Unless the community pushes back, this is the timeline the DOT will follow:
This month, everyone will be back from summer vacations, and back to more predictable schedules. We need to take advantage of that to get people together.
Long-term, we need to look at how to get more planning work done, as Lou Haremski has pointed out. Perhaps the Mayor can ask DOT to fund work by UB of the kind they did on the Kensington. Or perhaps advocates can approach UB about becoming involved with the Scajaquada in the way they were with the Kensington.
We should be asking mayoral candidates, county legislature candidates, and even county-wide candidates to take a position on the expressway. Regardless of who is up for re-election this year, we should be asking elected officials to speak out on this issue.
And at the very least, there should be a concerted effort to ask DOT to extend the comment period, and hold an additional public meeting with adequate notice. If they refuse, the community itself should hold such a meeting.
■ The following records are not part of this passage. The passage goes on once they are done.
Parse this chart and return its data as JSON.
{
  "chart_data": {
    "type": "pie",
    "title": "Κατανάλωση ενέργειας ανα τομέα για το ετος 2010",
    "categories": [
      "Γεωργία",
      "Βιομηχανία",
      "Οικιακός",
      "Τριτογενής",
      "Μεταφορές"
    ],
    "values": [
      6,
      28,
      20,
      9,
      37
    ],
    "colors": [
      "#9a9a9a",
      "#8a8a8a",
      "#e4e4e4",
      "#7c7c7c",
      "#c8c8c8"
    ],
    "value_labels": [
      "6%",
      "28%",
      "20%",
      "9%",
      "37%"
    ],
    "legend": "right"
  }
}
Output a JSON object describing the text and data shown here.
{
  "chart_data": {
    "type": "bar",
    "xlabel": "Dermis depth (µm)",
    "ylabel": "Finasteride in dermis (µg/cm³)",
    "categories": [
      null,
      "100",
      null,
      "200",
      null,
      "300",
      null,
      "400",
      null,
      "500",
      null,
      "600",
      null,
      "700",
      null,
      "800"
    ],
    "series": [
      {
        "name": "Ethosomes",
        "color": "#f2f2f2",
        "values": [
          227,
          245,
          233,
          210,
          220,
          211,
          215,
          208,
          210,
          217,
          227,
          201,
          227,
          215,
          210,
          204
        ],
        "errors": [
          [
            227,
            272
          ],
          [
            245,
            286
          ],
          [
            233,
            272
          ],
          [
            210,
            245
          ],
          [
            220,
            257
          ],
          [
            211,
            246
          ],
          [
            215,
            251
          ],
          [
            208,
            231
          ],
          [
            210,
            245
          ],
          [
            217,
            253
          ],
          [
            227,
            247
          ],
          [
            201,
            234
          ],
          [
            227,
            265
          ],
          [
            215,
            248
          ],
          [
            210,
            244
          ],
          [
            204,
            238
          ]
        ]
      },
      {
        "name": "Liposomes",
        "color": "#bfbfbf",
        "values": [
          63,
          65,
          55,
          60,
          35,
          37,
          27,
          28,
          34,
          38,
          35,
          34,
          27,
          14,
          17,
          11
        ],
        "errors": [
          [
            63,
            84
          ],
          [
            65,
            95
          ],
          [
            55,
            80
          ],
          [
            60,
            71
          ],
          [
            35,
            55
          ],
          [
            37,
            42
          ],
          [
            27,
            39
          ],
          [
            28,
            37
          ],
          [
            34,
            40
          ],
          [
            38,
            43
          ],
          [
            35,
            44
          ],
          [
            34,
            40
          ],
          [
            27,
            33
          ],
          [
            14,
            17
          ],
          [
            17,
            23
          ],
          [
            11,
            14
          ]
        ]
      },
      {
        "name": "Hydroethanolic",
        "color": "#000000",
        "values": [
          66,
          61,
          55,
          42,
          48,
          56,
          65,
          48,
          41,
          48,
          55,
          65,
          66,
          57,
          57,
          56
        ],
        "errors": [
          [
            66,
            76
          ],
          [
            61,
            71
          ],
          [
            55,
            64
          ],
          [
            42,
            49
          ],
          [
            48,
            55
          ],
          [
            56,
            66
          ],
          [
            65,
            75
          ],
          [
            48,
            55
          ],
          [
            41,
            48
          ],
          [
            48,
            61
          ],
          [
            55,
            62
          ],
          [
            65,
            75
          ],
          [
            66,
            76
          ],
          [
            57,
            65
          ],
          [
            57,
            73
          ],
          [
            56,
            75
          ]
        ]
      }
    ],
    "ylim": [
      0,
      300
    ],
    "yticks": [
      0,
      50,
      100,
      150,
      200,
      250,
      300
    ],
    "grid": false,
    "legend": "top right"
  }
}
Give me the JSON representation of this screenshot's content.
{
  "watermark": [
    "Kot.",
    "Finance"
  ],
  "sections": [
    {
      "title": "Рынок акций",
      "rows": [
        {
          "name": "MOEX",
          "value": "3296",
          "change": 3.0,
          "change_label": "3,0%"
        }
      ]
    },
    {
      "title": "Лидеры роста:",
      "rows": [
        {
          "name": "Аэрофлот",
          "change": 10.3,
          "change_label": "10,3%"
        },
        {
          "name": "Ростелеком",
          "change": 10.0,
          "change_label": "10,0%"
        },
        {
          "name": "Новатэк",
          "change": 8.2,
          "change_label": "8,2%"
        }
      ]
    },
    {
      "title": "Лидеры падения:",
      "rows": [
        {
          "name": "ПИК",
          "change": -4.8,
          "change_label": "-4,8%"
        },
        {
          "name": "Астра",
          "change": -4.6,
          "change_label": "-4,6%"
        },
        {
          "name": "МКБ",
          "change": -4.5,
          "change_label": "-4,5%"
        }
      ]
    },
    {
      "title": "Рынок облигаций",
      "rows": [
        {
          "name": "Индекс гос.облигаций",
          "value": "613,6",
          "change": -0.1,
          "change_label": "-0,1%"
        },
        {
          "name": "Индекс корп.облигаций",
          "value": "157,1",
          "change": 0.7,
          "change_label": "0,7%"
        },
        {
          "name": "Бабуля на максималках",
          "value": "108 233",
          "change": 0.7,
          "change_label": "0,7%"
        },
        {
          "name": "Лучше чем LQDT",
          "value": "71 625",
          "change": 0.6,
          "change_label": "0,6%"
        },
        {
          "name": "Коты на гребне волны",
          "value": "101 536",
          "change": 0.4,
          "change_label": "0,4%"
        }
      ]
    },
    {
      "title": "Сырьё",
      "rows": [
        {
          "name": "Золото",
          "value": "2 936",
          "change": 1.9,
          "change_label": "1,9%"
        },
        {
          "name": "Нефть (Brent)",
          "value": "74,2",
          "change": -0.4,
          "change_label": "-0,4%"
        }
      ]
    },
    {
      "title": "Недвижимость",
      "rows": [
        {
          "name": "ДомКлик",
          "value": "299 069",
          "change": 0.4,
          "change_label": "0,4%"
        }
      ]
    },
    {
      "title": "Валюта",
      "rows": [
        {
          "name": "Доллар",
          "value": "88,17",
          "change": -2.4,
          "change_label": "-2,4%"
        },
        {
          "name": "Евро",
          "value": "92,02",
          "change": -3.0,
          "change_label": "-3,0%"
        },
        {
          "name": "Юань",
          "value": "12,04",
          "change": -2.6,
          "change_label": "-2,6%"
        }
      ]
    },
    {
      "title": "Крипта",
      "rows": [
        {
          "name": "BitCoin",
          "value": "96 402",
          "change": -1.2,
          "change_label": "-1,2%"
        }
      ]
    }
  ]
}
At the same time, we should be looking for some smaller-scale improvements and changes that DOT could start next year. After all, it is a gubernatorial election year, and the Governor would like something he can announce or even break ground for, accompanied by cheers rather than jeers. Ideal candidates for such projects include the removal of on-ramps near the Albright-Knox, that the Governor could point to as supporting the once-in-a-generation museum expansion.
Finally, we need to fundamentally reframe the fundamental approach that has fundamentally failed for fifteen years. For all that time, the game has been keeping the same transportation facility, in the same place, occupying the same footprint – but tarted up to be more “parklike” and, more recently, a “complete street.” People even invoke the name of Olmsted for something profoundly non-Olmstedian. Olmsted and Vaux created parkways and wide boulevards leading to their parks, and connecting their parks. This began with Prospect Park in Brooklyn and came to full flower right here in Buffalo. But they did not create parkways and boulevards within their parks. And as for “complete streets,” and pedestrian grade crossings, they actually practiced something entirely different called “the separation of ways.” Also, Olmsted and Vaux put non-park streets running through their parks below grade so as to be almost hidden, not on the surface. It is astonishing and nonsensical that, with Buffalo’s Olmstedian legacy, and with SUNY’s architecture and planning school just up the road, we are not fully exploring how to incorporate these genuinely Olmstedian approaches – and even complete removal where possible.
Buffalo Rising’s Steel has written about this reframing, and I’ll be writing more about it, as well. The Western Scajaquada Coalition has already taken important steps in this direction on one end of the corridor. We need to take it further and farther.
While we are closer than we have been in the last fifteen years, we’re just not where we need to be on the Scajaquada Corridor. We need to redouble our efforts to get there, be it in partnership with DOT or in opposition.